The photograph above appeared randomly in one of the daily slideshows yesterday afternoon, and in its way it displays a simple model of how government regulations often work effectively in the background and how they rely upon public trust to manage the tension between liberty and order. Without stop lights our public thoroughfares would be both chaotic and a hazard to vehicles and pedestrians alike. The regulation of traffic through alternating signals to “stop” and “go” make it possible for all to use the roads equitably and in a manner that is both orderly and safe. Shut at dusk and in a snow storm tinged haze that otherwise makes visibility problematic, the alternating red and green lights mark the normal rhythm of the thoroughfare, designating zones of free movement and public safety. And as the image above indicates, the traffic seems to move pretty well.

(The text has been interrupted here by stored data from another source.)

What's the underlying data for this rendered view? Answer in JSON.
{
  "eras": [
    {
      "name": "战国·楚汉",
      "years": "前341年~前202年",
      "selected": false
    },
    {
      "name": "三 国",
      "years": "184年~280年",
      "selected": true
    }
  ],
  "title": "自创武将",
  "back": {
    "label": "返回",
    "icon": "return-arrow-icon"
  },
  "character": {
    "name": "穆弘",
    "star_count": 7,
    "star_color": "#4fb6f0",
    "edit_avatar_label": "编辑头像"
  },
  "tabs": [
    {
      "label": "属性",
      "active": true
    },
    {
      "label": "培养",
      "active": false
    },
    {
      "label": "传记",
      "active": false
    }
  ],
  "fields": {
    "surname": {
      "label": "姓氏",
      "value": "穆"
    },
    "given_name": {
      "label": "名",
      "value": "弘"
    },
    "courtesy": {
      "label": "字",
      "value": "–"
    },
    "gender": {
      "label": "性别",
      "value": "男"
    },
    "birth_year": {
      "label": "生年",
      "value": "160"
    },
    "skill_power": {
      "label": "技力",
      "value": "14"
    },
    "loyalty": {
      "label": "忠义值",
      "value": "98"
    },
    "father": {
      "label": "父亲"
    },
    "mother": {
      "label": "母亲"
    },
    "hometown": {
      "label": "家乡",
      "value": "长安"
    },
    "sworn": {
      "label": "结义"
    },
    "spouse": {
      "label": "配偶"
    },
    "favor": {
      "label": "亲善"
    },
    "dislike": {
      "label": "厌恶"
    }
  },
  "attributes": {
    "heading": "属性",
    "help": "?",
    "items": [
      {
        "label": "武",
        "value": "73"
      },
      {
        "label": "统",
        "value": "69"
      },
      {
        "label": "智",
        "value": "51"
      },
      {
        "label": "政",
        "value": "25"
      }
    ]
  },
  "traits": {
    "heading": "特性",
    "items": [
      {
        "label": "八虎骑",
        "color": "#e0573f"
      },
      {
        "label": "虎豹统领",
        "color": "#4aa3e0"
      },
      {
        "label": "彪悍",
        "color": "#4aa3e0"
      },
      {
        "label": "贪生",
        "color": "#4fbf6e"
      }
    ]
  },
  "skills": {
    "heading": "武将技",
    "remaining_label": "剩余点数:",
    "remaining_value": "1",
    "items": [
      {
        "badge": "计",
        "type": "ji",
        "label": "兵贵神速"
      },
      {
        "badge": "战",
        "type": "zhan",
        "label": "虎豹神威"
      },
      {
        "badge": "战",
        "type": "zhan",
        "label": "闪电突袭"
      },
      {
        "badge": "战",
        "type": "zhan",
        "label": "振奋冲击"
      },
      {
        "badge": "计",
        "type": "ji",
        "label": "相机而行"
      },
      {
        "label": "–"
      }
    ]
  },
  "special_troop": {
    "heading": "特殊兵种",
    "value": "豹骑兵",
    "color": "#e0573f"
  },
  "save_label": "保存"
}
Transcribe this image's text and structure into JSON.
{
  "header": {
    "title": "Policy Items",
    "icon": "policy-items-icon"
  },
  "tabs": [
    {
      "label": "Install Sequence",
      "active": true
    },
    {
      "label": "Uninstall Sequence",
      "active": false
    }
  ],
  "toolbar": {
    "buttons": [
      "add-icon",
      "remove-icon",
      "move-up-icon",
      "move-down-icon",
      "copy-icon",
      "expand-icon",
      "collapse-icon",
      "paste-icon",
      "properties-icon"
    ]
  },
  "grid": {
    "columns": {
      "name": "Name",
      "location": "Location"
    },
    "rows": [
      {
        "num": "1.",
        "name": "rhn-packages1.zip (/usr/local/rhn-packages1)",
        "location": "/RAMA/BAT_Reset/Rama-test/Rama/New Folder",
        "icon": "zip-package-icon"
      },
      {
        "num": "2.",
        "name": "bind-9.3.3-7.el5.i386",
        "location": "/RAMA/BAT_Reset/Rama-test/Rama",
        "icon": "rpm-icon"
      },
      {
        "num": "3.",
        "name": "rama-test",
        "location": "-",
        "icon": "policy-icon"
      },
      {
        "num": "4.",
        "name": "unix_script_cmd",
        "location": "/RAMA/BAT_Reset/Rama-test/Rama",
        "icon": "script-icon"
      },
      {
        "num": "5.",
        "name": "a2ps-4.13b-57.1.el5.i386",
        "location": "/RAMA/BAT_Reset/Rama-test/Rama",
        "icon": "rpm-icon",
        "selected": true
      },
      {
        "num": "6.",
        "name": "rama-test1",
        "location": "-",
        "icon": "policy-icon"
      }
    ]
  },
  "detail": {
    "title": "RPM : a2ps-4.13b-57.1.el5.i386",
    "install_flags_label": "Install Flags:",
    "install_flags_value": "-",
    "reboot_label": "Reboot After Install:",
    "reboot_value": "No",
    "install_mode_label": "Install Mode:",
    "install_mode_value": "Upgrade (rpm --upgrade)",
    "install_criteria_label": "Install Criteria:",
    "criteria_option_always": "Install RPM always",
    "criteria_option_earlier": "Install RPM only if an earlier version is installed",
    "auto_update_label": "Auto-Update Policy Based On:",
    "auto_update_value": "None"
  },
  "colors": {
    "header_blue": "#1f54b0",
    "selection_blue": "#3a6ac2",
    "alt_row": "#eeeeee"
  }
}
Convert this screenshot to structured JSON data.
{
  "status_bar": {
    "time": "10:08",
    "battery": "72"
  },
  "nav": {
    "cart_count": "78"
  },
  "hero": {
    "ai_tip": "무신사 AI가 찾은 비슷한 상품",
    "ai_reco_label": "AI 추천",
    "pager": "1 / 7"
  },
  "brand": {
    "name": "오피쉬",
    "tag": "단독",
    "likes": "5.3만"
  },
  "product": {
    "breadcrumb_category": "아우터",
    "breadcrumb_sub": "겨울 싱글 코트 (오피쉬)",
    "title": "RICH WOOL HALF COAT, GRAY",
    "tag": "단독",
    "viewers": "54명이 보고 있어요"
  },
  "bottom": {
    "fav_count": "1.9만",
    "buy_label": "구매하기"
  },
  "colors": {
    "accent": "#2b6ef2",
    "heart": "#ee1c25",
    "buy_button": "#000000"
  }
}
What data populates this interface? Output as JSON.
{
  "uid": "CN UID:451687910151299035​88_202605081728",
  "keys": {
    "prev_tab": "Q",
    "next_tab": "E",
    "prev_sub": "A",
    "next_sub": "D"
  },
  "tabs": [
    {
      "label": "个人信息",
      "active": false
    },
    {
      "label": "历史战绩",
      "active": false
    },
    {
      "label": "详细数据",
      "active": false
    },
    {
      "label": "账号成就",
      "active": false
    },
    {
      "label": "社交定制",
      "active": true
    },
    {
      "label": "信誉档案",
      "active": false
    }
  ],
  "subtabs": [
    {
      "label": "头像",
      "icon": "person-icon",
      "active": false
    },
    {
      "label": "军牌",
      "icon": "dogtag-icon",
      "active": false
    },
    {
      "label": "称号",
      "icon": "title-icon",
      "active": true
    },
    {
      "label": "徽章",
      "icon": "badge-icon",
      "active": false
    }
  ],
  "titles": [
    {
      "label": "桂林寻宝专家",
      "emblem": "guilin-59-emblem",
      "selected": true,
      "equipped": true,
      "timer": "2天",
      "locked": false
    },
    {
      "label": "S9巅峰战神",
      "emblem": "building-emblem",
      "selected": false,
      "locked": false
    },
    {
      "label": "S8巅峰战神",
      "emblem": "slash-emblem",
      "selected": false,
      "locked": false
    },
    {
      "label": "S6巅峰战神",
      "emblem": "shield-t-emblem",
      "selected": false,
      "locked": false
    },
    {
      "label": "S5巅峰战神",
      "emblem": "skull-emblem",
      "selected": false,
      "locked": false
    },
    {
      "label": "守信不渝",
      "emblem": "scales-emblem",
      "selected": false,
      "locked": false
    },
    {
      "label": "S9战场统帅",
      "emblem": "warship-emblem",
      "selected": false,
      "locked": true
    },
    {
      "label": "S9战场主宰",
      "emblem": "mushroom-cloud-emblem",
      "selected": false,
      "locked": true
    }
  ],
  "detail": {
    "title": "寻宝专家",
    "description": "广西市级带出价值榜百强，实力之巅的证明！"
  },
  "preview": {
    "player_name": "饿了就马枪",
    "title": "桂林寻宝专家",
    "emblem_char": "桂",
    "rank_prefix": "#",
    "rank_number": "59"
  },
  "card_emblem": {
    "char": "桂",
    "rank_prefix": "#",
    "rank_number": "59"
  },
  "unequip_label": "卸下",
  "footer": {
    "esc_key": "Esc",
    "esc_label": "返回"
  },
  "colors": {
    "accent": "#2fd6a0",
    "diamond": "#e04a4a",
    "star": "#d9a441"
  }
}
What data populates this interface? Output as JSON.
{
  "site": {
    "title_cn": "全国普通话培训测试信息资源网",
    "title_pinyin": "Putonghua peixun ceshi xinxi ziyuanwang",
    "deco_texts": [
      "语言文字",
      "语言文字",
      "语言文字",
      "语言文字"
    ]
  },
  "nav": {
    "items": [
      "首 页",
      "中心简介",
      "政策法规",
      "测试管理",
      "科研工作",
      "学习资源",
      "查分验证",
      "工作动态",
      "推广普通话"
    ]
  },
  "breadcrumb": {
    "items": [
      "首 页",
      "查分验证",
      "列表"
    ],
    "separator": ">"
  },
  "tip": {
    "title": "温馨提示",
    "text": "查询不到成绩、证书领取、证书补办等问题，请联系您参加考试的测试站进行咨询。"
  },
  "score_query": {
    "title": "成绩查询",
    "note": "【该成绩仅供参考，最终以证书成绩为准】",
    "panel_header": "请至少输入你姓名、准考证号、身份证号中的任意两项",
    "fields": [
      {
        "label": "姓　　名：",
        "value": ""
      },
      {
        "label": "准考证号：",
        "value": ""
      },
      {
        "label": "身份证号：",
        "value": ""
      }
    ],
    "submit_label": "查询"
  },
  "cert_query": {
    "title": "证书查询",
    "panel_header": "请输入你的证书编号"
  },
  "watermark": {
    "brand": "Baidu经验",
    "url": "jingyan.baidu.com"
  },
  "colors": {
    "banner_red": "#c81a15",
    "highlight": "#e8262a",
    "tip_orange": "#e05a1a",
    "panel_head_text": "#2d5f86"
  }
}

What makes the system work, of course, is the trust that one has in the system itself: a trust that the regulations maximize both the flow of traffic and the safety of all; a trust that the regulations recognize and address the competing interests of all in more or less equitable terms—or when equity is sacrificed that it is done for reasons that serve a compelling public interest; and perhaps most importantly, a trust that pedestrians and vehicles will both honor the regulations, yielding to the other as the rule of law dictates. Without such trust the regulations themselves will fail and the legitimacy of the system itself will be at risk. The potential problem is gestured to in the above photograph as we see pedestrians who appear to be crossing against the light and thus challenging the rule of law. There is no traffic in the foreground and so it would seem like they are safe and that, at least in this instance, they do not impede the public order. Perhaps they have good reasons for their transgression and we should certainly be willing to take that into account. That, after all, is what we have the courts for. Still, the presumption is against them, and their refusal to follow the rules is both a clear threat to the prevailing institutions of law and a reminder that we need someone to be responsible for making sure that the regulations are upheld in order to secure the public trust. Without both our streets would be neither free nor orderly.
The point to be made is that the problem of government regulation writ large, rather like the problem of regulating traffic, is never as simple as the relationship between stop and go. It also requires a profound trust in the rule of law that animates such regulation as well as those who work to manage and maintain the complex tension between liberty and order without sacrificing one to the other—or imagining that such a sacrifice could ever be in the best interests of the larger society.